Do we grasp He was on a timeclock? He only had so much time to get His mission accomplished. Yet, He saw each interruption as a gift: Worthy of attention. He saw each interruption as from the Father and He saw the “image of God” in each one. (Genesis 1:27)
Priscilla Shirer has a study on the book of Jonah. It is about a life interrupted. I recommend it! Can we begin to follow the example of Christ Jesus and see each interruption in our life as an invitation to look at the image of the invisible God present in another, an invitation to slow down and see or be fully seen, an invitation to stop and worship? Are we missing the best life by trying to have a good life? It is a question we need to answer and begin to practice. We like Jesus have an expiration date. We each only have a specific number of days. (Psalm 139:16, Job 14:15) We can waste them in busyness or we can walk as Jesus walked receiving the life God brings to us as we are going our way. (Psalm 90:12)

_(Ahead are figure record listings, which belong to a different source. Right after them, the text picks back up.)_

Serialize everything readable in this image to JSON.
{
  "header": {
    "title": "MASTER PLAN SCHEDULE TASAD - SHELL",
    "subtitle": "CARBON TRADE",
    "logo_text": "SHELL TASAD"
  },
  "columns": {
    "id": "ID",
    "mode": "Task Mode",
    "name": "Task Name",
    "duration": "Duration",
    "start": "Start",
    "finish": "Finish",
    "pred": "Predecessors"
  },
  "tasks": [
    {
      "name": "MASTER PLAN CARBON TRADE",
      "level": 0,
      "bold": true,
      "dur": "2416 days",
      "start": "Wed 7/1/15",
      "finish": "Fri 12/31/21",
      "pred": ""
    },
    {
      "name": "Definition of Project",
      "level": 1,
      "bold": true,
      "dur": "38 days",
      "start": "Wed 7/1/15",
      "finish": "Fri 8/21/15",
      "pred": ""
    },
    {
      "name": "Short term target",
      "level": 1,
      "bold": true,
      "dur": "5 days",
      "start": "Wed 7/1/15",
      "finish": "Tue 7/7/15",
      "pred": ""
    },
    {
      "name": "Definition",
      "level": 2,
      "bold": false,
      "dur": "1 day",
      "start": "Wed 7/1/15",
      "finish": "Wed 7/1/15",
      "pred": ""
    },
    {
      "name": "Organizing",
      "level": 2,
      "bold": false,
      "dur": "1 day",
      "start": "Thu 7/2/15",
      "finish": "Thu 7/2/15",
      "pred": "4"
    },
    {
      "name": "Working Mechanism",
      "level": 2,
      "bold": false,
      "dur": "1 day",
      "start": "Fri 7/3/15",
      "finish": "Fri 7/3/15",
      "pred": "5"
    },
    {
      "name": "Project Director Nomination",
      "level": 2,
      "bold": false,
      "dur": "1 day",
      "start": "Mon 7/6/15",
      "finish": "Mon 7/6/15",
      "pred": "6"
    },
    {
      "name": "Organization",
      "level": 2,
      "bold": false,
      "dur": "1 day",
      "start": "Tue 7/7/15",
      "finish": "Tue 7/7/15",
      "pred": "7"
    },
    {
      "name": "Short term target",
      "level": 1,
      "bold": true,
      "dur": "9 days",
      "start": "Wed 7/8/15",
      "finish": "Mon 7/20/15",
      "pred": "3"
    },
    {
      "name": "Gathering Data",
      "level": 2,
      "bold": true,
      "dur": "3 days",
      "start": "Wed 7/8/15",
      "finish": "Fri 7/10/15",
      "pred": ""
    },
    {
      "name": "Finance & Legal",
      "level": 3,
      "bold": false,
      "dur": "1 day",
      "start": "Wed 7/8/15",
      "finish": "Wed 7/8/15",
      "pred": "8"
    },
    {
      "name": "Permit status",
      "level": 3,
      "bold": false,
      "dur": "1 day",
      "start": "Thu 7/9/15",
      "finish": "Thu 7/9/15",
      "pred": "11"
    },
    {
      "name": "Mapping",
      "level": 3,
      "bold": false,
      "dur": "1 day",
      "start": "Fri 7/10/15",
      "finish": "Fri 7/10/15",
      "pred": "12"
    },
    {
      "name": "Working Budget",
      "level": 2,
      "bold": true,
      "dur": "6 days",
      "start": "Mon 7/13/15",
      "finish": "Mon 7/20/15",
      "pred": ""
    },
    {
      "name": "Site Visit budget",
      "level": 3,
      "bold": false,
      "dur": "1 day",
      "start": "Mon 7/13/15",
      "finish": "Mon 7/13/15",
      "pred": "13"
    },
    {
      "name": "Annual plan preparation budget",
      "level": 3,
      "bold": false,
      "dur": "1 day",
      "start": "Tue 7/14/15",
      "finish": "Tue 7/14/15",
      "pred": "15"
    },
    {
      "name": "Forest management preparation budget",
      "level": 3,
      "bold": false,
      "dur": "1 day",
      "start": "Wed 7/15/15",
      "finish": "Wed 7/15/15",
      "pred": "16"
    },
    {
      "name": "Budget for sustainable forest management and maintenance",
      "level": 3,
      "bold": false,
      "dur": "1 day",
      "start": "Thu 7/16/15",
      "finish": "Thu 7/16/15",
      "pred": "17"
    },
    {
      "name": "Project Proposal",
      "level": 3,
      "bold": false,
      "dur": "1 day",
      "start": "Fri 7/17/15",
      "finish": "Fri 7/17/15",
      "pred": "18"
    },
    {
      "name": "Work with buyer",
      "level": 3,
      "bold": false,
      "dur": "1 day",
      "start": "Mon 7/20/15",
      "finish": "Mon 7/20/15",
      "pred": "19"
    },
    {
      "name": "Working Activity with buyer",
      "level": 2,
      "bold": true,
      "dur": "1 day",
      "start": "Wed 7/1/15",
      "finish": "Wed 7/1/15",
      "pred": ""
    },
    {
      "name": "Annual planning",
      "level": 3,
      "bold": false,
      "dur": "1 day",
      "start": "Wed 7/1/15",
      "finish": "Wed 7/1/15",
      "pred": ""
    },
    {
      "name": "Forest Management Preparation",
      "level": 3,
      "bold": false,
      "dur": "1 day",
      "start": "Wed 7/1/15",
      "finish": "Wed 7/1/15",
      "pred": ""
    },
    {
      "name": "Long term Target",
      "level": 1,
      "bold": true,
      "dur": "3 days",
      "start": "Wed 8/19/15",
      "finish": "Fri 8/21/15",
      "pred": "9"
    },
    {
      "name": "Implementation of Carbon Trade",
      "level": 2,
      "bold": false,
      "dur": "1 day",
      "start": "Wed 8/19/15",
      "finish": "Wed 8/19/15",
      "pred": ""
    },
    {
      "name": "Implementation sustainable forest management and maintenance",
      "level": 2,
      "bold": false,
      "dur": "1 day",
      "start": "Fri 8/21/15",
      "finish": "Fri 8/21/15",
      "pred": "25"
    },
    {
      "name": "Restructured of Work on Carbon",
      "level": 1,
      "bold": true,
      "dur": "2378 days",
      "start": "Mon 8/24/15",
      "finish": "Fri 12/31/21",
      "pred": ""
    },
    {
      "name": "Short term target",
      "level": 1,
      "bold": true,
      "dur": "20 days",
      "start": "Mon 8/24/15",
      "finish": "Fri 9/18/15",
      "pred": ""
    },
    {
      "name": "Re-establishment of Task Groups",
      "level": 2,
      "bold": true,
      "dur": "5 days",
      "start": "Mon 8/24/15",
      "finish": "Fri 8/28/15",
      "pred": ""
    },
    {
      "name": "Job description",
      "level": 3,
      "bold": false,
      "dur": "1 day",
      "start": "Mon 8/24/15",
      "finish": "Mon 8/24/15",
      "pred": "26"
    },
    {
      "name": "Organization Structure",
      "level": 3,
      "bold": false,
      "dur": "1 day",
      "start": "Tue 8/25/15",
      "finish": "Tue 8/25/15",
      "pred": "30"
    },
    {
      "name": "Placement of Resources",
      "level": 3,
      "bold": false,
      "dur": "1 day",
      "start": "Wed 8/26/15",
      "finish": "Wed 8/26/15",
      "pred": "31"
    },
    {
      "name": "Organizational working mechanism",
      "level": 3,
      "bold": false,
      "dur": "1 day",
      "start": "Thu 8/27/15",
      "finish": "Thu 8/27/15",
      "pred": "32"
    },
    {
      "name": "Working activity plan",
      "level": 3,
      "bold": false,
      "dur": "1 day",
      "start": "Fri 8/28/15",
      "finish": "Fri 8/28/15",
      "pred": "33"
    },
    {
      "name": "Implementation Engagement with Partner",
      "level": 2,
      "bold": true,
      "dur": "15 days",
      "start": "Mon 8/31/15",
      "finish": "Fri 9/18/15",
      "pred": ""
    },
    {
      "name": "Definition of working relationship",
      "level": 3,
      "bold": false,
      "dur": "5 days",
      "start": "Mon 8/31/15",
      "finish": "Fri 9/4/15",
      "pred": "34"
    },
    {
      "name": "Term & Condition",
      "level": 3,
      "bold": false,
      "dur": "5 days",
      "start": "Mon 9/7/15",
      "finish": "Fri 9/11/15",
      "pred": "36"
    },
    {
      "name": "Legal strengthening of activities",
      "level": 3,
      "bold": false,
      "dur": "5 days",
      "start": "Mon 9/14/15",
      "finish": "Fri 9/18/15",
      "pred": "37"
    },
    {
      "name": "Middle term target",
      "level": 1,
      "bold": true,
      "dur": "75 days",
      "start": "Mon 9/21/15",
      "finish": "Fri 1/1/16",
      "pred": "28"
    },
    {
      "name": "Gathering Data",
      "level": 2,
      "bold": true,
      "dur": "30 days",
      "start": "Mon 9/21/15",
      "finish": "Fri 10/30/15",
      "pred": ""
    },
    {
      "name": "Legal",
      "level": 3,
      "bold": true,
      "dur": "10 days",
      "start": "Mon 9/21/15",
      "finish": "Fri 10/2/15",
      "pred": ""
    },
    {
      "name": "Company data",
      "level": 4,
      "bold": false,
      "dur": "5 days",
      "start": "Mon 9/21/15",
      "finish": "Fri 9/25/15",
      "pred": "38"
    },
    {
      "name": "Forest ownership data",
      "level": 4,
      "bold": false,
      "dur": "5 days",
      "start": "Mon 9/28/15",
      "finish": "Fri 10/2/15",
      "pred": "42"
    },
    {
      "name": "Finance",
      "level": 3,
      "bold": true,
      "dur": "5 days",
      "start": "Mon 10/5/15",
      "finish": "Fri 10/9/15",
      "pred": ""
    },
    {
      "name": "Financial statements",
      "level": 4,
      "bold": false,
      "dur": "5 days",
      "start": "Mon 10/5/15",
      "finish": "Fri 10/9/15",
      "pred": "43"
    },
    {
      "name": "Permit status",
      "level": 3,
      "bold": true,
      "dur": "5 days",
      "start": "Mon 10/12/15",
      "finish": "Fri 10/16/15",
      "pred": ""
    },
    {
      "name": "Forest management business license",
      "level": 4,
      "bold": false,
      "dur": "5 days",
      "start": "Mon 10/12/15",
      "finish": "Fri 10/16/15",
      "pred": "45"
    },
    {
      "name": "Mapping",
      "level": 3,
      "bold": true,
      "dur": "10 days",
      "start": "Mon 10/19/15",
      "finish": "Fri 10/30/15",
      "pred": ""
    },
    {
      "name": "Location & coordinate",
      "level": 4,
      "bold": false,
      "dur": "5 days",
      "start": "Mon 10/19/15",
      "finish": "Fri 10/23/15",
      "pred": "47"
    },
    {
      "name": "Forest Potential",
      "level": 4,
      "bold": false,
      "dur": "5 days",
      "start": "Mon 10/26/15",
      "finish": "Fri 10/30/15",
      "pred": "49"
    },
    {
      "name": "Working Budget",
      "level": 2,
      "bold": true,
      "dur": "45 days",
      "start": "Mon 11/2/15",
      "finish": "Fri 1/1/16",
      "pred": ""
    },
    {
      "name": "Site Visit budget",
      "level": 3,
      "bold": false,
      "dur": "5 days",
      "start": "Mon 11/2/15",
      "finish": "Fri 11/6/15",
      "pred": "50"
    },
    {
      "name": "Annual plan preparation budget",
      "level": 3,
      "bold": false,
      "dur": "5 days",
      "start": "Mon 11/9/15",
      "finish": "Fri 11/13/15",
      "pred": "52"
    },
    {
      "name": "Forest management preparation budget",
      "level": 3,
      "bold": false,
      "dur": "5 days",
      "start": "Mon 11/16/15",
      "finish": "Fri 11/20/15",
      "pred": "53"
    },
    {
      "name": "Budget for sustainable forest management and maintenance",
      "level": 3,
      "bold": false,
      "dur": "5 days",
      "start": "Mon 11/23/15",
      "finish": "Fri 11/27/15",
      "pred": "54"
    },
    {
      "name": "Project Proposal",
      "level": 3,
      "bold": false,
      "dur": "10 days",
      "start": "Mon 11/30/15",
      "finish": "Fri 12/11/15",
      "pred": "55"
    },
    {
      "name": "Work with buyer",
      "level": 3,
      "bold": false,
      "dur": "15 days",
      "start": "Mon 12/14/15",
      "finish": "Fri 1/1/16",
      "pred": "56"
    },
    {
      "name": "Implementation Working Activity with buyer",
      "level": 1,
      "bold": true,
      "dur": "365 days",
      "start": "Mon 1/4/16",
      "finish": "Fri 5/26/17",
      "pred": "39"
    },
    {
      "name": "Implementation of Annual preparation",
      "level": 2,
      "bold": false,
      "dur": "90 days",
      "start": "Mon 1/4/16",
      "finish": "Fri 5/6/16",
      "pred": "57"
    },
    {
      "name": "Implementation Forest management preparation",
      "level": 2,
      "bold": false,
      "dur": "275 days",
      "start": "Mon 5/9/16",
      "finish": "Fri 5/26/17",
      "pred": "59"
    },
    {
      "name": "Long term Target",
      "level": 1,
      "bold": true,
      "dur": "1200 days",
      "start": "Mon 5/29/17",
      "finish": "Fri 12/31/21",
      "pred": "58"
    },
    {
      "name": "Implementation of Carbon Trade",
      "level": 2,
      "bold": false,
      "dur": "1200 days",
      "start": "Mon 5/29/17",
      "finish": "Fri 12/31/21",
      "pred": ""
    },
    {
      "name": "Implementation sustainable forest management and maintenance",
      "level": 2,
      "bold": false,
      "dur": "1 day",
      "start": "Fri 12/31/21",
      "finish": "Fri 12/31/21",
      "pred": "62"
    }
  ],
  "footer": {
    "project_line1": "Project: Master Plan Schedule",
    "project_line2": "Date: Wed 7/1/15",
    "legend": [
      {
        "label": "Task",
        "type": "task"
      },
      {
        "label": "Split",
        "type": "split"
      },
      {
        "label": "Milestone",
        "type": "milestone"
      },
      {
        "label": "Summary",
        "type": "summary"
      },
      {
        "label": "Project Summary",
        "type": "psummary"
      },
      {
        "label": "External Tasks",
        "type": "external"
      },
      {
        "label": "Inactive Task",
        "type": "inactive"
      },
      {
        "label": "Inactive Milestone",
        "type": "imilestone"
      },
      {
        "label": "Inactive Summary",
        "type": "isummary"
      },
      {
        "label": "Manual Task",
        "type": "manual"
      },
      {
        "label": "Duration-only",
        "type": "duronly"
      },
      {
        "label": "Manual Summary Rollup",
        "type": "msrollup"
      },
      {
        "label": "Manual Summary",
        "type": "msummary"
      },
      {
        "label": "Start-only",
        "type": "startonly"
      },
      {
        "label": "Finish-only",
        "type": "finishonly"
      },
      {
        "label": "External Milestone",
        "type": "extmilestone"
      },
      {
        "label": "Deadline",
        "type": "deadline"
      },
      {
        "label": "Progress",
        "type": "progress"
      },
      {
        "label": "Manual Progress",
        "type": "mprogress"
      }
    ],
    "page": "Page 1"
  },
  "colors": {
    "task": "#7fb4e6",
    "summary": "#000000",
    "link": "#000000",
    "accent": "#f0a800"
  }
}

Jesus did not see these as an interruptions. All these individuals and we are the reason He came. You are not an interruption to Jesus. He is making His way toward you and walking at just the right pace to intersect with you when you decide to come to Him! He deeply desires to meet your needs! He will change your life and it will never be the same! This is how we discover God’s purpose for our one amazing life meant only for you and me.
“We must be ready to allow ourselves to be interrupted by God.” (Dietrich Bonhoeffer) Jesus too was interrupted by His Father.
(As I wrote this article, unknown to either Freda or I we were both writing on time and the song by Jim Croce, Time in a Bottle came to mind. Time is a valuable commodity. Listen again to this classic but this time, listen to the lyrics as if sung to you by the Lord Himself. He is inviting us to spend eternity with Him!)